Linux - SecurityThis forum is for all security related questions.
Questions, tips, system compromises, firewalls, etc. are all included here.
Welcome to LinuxQuestions.org, a friendly and active Linux Community.
You are currently viewing LQ as a guest. By joining our community you will have the ability to post topics, receive our newsletter, use the advanced search, subscribe to threads and access many other special features. Registration is quick, simple and absolutely free. Join our community today!
Note that registered members see fewer ads, and ContentLink is completely disabled once you log in.
I tried looking around but to no avail, my problem seems complicated.
I am not as much a newbie, but after the following, more so than I thought.
I had a server up and running on a local network to serve http, https, ftp and ssh. The server was firewalled behind an external router with access only to the ssh service on port 22. All other services are inaccessible to the outside world. When the server was setup, I was new to Mandriva 10.1 and initally set it up on DHCP just to get things rolling. After installing all of my services the machine sat for about 2 months. I tested all of the services periodically during this time. After a recent power outage reset the router the inevitable happened and the server got a new IP address breaking access from the outside world. So the plan was to set the server to a static IP outside the range of adresses of the DHCP server. This is where things go downhill.
I started by using ifconfig through a remote ssh session (on the local lan) to change the IP, submask, and broadcast. Then tried to reconnect on the new IP. The machine disappeared from both addresses. I hooked up a monitor and keyboard and found that the machine was set to the new address but would not pass any traffic in or out. I then proceeded to use the control center to "edit an existing interface" and set all values at which point it restarted the network and same thing, no connection in or out. I restarted and used the control center to "setup a new connection" entered all of the same values and voila I have connection.
Here is my problem. I have full outbound traffic (web browse, ssh to other machines, etc.), but am only accepting traffic to the http, https and ftp ports now. The server serves webpages, secure webpages and ftp connections with no problem. No response to pings or to ssh. No remote access at all.
What have I done so far? Checked the network for problems by trying to ping localhost, no response. Tried sshing to localhost, connection refused. I checked the sshd service. It is running, however I restarted it just to be sure. It shutdown ok and started up ok. My best guess is a firewall issue. The firewall settings in the control panel are set to allow eveything, which has been set, the machine restarted and reverified. I checked iptables -L which shows no rules and was further verified by using iptables --flush. I also checked the running services in the control center and it says that the shorewall service is stopped. Running nmap on localhost shows ports 21, 80, and 443 as the only open ports.
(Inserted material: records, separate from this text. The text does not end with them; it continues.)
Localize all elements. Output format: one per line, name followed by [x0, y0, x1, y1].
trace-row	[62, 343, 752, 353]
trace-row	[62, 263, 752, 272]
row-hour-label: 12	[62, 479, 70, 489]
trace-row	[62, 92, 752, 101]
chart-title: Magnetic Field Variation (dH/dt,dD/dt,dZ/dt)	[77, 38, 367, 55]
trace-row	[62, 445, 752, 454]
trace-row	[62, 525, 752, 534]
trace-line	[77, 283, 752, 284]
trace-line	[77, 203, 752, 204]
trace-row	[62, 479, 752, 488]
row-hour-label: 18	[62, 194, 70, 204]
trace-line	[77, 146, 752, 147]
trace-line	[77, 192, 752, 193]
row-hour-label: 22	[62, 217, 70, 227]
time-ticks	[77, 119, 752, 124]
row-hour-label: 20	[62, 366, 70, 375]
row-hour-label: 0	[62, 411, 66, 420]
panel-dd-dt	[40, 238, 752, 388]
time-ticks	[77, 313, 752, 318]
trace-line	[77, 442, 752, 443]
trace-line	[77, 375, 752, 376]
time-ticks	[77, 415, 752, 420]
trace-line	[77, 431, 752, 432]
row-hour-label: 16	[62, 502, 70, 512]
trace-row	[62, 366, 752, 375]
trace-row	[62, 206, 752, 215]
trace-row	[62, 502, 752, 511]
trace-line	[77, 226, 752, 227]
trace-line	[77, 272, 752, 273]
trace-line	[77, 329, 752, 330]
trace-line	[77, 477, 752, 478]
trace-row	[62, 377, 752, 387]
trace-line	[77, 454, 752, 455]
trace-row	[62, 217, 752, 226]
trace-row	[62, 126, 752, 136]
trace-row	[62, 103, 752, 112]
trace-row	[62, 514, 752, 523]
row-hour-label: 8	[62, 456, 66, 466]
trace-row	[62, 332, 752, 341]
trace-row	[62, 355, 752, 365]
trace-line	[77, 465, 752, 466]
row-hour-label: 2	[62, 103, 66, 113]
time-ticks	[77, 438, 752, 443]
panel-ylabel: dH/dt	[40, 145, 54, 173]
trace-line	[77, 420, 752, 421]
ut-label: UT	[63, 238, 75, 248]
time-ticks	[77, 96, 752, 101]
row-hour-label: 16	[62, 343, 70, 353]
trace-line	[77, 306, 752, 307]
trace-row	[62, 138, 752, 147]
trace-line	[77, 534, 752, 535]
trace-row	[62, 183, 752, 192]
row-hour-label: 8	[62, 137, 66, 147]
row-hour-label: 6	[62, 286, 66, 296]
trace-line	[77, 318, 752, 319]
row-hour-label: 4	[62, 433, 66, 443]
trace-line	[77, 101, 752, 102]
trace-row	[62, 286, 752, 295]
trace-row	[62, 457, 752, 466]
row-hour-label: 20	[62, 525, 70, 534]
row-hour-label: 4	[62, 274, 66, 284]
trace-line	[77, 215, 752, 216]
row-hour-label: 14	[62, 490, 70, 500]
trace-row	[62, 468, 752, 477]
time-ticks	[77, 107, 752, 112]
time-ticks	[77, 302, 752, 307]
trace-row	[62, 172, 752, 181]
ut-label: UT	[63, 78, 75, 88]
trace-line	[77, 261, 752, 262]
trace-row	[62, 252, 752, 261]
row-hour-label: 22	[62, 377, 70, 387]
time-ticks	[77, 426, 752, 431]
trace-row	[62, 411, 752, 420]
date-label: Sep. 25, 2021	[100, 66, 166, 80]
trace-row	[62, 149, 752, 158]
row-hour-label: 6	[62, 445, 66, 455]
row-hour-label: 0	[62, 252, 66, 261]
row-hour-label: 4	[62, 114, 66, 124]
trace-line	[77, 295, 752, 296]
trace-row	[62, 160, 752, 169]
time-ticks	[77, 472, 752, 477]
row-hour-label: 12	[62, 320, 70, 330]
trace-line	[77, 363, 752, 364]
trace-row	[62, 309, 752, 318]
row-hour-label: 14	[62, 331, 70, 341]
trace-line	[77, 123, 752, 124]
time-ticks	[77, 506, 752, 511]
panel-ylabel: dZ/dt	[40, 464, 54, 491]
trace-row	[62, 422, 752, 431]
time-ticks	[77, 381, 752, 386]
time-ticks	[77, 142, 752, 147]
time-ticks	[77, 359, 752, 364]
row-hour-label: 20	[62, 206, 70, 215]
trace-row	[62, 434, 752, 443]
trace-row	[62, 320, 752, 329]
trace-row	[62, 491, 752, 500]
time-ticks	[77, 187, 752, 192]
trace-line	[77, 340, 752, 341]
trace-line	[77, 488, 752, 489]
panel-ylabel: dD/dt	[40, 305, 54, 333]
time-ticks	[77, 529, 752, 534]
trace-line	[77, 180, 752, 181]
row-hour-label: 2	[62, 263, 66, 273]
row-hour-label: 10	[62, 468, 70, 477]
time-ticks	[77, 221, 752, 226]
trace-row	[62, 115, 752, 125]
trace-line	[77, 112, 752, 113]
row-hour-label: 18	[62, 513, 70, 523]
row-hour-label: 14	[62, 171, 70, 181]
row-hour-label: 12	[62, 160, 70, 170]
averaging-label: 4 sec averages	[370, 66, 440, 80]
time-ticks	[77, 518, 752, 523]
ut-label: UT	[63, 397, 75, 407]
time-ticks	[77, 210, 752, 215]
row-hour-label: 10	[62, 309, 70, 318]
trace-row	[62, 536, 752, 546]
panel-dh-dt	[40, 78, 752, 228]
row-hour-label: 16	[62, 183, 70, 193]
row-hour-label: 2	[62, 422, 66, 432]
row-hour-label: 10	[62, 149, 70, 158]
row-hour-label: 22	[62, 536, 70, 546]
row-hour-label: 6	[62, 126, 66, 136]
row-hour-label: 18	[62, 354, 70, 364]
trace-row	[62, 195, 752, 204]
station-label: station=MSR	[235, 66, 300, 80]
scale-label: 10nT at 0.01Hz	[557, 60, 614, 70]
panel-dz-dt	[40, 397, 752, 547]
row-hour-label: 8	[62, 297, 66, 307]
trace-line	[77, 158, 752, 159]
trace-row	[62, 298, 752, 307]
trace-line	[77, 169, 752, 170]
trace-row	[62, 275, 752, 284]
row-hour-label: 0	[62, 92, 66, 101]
What in the world else could be blocking access to my ssh and ping response? And what in the world would have changed so much by me changing my IP address?
Yes, the sshd is running. Well that is what the graphical services and daemons says. When I run #ps -aux | grep sshd I only get the grep process returned. Which would mean that the service is not running. Any ideas?
The IP address was within the same subnet, from DHCP to 192.168.0.5
I am trying to access the server from within the local subnet from 192.168.0.16 to take the router out of the equation. Both machines hang from the same switch. Even trying to ssh to localhost on the server is returning connection refused.
Well as is usual with my linux experience the problem has corrected itself with out any clear definition as to why. I changed the conf file and restarted the server. The auth.log file confimed that the server was running and was listening on 192.168.0.5 on port 22 and even gave me the pid to check. It was definetly running. However I still could not ssh to localhost (connection refused) same as before. Thinking I might be a little more general about my listen address I changed it back to the default of :: (this was the default that came with the source of openssl) Restarted the server and voila it works I can ssh again. Thinking it had something to do with the address I changed it back to see if it would stop working and restarted the server. It still works. So I have no idea what changed that made it start working. I had restarted the sshd a few times before, but maybe it just needed to be done a couple of times.
The only weird thing is now I can't ssh or telnet to localhost or 127.0.0.1. I can access them from all machines on the subnet and even from the server when I ssh to the server's IP address. It may have to do further with the conf file listening adress. I don't know really. Also nmap shows different ports being open when give the server's IP and just localhost. Hope maybe this thread will end up helping someone else down the line. The community here seems pretty nice so I guess I will stick around and see if I can help anyone else.